Namanya Marwa Dalle. Saya dan anak-anak sekelas punya panggilan kesayangan untuknya yaitu Wawa. Dengan badannya yang kecil, rambutnya yang keriting, serta giginya yang tanggal satu di bagian depan, nama panggilan ini membuat Marwa, bagi saya, terlalu menggemaskan.

Singkat cerita, beberapa hari setelah hari itu di tengah keterbatasan sinyal di tempat saya dan tempatnya, saya menyempatkan menghubungi seorang teman, Aidell Fitri, Pengajar Muda yang punya profesi sebagai dokter hewan. Dia bertugas di Bima, Nusa Tenggara Barat. Saya memintanya mengirimkan sebuah video yang bercerita tentang profesi dokter hewan langsung dari seorang dokter hewan.

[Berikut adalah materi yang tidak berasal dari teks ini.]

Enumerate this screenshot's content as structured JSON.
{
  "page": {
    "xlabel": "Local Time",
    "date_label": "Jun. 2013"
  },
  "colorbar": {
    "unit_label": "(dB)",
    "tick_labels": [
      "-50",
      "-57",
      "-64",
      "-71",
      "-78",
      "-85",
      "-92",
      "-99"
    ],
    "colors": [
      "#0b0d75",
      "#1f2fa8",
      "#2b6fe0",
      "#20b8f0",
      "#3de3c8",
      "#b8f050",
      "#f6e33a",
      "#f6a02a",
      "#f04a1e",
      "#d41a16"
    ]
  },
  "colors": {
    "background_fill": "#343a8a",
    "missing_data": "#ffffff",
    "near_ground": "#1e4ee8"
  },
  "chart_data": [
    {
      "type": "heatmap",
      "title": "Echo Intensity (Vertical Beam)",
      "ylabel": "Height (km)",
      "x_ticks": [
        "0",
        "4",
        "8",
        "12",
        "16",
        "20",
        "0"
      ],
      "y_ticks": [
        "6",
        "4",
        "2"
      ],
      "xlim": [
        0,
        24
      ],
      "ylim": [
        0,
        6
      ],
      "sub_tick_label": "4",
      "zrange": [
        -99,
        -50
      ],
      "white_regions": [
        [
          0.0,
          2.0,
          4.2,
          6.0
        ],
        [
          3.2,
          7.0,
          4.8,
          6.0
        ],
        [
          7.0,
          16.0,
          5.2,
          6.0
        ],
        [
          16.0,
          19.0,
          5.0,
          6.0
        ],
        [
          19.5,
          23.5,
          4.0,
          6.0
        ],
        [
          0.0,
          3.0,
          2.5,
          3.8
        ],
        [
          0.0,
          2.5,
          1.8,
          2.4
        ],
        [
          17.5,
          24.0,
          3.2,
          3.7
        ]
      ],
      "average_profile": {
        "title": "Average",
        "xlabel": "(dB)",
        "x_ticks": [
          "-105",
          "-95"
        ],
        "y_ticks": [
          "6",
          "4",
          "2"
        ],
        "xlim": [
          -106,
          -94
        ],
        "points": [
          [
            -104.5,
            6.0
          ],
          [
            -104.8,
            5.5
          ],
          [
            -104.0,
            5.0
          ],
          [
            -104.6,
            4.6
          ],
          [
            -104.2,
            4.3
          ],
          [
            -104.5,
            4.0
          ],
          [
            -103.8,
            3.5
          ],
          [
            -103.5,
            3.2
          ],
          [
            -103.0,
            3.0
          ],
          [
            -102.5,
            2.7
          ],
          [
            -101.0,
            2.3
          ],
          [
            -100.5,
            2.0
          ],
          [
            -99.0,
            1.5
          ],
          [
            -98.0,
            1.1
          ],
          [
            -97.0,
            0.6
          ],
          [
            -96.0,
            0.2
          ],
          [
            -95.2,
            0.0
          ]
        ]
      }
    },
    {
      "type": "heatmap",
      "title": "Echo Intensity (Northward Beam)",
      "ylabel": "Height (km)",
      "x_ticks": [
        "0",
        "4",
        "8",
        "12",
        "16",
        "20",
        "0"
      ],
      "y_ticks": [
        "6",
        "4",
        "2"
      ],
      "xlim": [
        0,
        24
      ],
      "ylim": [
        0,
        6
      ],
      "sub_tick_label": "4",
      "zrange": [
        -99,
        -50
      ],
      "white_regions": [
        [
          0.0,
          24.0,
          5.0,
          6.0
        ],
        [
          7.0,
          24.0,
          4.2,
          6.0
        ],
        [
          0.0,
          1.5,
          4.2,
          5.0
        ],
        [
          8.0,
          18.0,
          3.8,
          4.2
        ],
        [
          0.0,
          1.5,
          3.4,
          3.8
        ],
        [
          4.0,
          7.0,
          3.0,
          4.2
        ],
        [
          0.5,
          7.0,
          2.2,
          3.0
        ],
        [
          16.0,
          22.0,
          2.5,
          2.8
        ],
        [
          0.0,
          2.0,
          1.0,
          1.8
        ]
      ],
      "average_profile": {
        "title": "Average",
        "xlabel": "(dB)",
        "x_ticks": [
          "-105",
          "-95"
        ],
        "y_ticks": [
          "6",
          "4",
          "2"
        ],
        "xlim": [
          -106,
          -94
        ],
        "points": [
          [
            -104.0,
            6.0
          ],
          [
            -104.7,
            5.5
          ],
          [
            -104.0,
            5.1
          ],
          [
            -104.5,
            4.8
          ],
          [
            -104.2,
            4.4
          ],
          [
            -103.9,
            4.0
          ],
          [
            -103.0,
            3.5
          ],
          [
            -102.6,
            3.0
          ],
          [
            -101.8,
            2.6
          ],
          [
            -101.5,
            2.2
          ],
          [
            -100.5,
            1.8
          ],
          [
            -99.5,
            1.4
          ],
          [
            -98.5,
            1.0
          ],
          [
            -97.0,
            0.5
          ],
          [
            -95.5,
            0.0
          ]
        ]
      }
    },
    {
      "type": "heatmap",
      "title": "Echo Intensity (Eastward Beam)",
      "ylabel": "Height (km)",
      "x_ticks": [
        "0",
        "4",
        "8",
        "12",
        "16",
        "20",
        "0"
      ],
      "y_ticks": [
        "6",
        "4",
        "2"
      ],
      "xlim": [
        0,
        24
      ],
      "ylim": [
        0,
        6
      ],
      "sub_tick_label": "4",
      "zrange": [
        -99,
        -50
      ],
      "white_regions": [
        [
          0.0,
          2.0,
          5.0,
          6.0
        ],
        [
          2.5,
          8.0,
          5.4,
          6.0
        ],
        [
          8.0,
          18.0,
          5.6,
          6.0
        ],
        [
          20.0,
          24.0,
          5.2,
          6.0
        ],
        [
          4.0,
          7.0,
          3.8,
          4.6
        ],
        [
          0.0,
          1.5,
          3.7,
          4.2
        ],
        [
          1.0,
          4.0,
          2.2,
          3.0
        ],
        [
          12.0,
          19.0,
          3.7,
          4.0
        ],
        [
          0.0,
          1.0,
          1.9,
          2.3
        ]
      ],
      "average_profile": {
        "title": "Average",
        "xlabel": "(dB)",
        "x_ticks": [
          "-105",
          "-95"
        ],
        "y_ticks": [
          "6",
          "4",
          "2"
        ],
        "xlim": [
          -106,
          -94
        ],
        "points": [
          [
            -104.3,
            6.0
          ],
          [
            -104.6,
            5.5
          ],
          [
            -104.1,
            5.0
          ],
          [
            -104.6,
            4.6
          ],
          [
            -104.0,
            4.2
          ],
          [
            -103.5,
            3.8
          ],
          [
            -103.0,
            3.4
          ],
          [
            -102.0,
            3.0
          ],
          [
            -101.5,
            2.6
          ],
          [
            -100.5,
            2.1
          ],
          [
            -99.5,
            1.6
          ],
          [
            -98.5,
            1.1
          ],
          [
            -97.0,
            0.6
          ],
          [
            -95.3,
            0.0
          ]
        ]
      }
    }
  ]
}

Idenya sederhana. Saya hanya ingin membuat sebuah hari yang semoga jadi hari paling membahagiakan untuk jagoan kecil saya ini, Marwa. Saya tidak pernah berhasil mendapat jawaban mengapa Marwa mau jadi dokter hewan, atau darimana dia mendapatkan inspirasi itu, tapi kenyataannya di Rote hanya terdapat dua orang dokter hewan yang bertugas di Dinas Peternakan dan tidak seorangpun yang tinggal dekat-dekat rumah Marwa. Jadi saya berangkat dari sebuah pertanyaan sederhana, bagaimana jika ada seorang dokter hewan dari luar pulaunya, dari suatu tempat yang jauh, mengirimkan sebuah video yang bercerita tentang asyiknya menjadi dokter hewan?

Dan hari ini hati saya tidak hanya berbunga karena dapat sarapan gratis, tapi saya berangkat ke sekolah dengan laptop yang telah berisi dengan video untuk Marwa yang berhasil saya unduh pada akhir pekan saat saya bertandang ke kota kabupaten dan mendapatkan jaringan internet.

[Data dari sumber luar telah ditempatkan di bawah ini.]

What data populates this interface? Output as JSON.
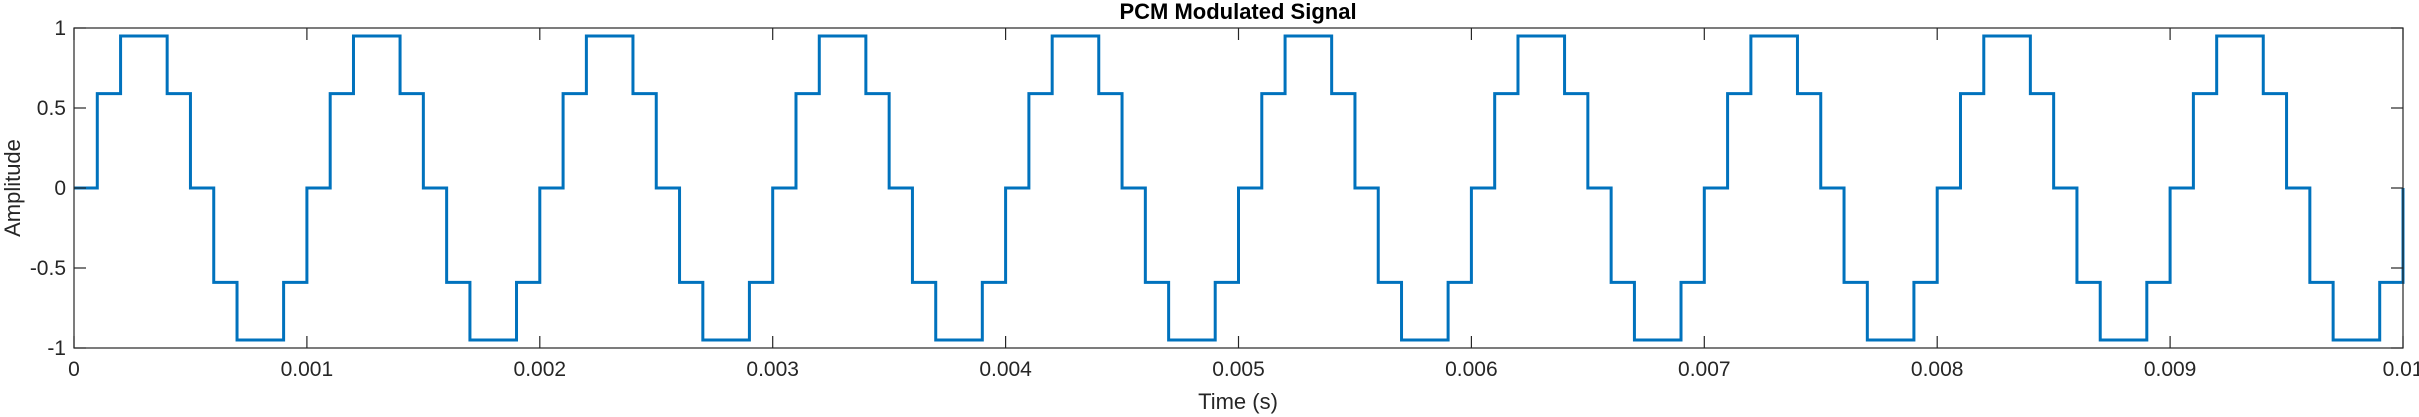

Saat saya melangkahkan kaki masuk ke dalam kelas, anak-anak sudah gelisah karena sedari sabtu, hari terakhir sekolah di minggu lalu, saya memang sudah berjanji untuk menayangkan sebuah video kiriman untuk Marwa. Pertanyaan bertubi-tubi teman-teman Marwa tentang video apa, siapa pengirimnya  dan permintaan untuk menayangkannya sesegera mungkin saya biarkan menjadi rasa penasaran untuk mereka. Marwa yang memang pendiam, justru hanya tersenyum malu-malu.

Hari itu anak-anak kelas saya sangat patuh komando. Dengan instruksi tidak berulang, kursi-kursi mereka sudah berbaris rapi di depan meja dimana saya membuka laptop dan memasang speaker. Dalam sekejap, kelas kami berubah jadi teater mini. Seperti biasa, laptop dan speaker bagaikan umpan segar terkait pada kail yang tanpa peringatan langsung diserbu anak-anak dari kelas lain yang gurunya tidak masuk. Jadilah teater mini kami ramai, ada yang jongkok, ada yang duduk, ada yang setengah berdiri, ada yang berdiri, ada juga yang berdiri di atas kursi atau meja.

Marwa mendapat kursi kehormatan di barisan depan, dia duduk manis tepat di depan layar laptop.Kiriman video dan kursi kehormatan tidak menjadikan Marwa yang pemalu lantas berubah, dia  tenggelam dalam duduknya menantikan video diputar. Sebuah buku dipakainya untuk menutup separuh wajahnya.
Dan inilah yang terjadi saya video kiriman tersebut diputar di dalam kelas. Saya menyajikannya dalam bentuk video :



Video kiriman untuk Marwa berhasil membuat anak-anak di kelas terpaku. Video tersebut sepertinya juga berhasil melambungkan mimpi anak-anak di kelas saya lebih tinggi lagi.

Kita tidak akan pernah tahu akan jadi apa Marwa kelak. Tapi semoga saja dia akan ingat, kalau waktu kecil dulu ada seorang dokter hewan yang tinggal jauh dari rumahnya mengirimkan sebuah video. Dokter hewan tersebut menjanjikan bahwa profesi menjadi dokter hewan adalah benar menyenangkan. Dokter hewan tersebut juga berpesan supaya ia rajin belajar dan sekolah yang tinggi. Si Dokter juga berdoa supaya cita-cita Marwa berprofesi sebagai dokter hewan menjadi nyata.